Growing 416, Spring Creek wildfires become some of largest in Colorado’s history, spurring memories of 2002 season
Exceptional drought conditions, single-digit humidity and extreme heat have combined to produce one of the state’s worst wildfire seasons, with two of the largest wildfires in state history still growing in Southern Colorado. And, it’s just the beginning of summer.
The 2018 fire season is already shaping up to be a repeat of 2002, when drought conditions generated two of the largest wildfires in Colorado history: The 137,760-acre Hayman fire and the 71,739-acre Missionary Ridge fire near Durango.
Colorado in 2002 was suffering the second worst drought in 50 years. The snowpack on April 1, 2002 was only 53 percent of normal, according to a report by Colorado State University. By late July 2002, Colorado was near the epicenter of an extensive regional drought, the CSU report says. The devastating 2002 fire season produced the highest number of wildfires since 1950.
In 2018, there have been a dozen wildfires reported across the state.

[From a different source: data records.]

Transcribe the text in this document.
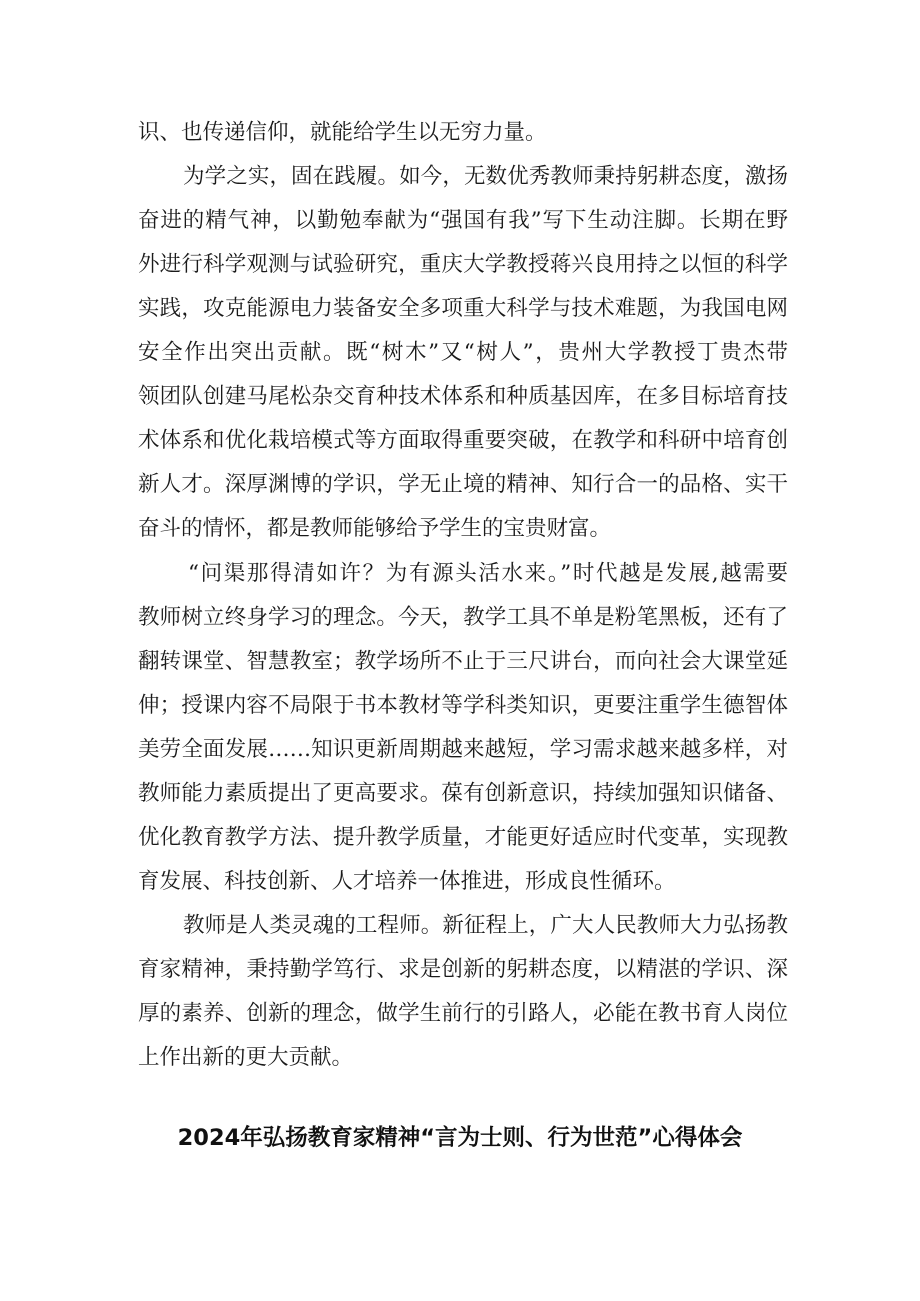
识、也传递信仰，就能给学生以无穷力量。
为学之实，固在践履。如今，无数优秀教师秉持躬耕态度，激扬
奋进的精气神，以勤勉奉献为“强国有我”写下生动注脚。长期在野
外进行科学观测与试验研究，重庆大学教授蒋兴良用持之以恒的科学
实践，攻克能源电力装备安全多项重大科学与技术难题，为我国电网
安全作出突出贡献。既“树木”又“树人”，贵州大学教授丁贵杰带
领团队创建马尾松杂交育种技术体系和种质基因库，在多目标培育技
术体系和优化栽培模式等方面取得重要突破，在教学和科研中培育创
新人才。深厚渊博的学识，学无止境的精神、知行合一的品格、实干
奋斗的情怀，都是教师能够给予学生的宝贵财富。
“问渠那得清如许？为有源头活水来。”时代越是发展,越需要
教师树立终身学习的理念。今天，教学工具不单是粉笔黑板，还有了
翻转课堂、智慧教室；教学场所不止于三尺讲台，而向社会大课堂延
伸；授课内容不局限于书本教材等学科类知识，更要注重学生德智体
美劳全面发展……知识更新周期越来越短，学习需求越来越多样，对
教师能力素质提出了更高要求。葆有创新意识，持续加强知识储备、
优化教育教学方法、提升教学质量，才能更好适应时代变革，实现教
育发展、科技创新、人才培养一体推进，形成良性循环。
教师是人类灵魂的工程师。新征程上，广大人民教师大力弘扬教
育家精神，秉持勤学笃行、求是创新的躬耕态度，以精湛的学识、深
厚的素养、创新的理念，做学生前行的引路人，必能在教书育人岗位
上作出新的更大贡献。
2024年弘扬教育家精神“言为士则、行为世范”心得体会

The two largest have been in “exceptional drought” areas, a level above extreme drought, according to the National Integrated Drought Information System.
Only three wildfires in the last 68 years have been larger than the Spring Creek fire. The 78,941-acre Spring Creek fire, the fourth-largest Colorado wildfire, is burning in Huerfano and Costilla counties. The 52,778-acre 416 fire, the sixth-largest Colorado wildfire, is burning 13 miles north of Durango. More than 147,000 acres have already been scorched in the fires currently burning across Colorado.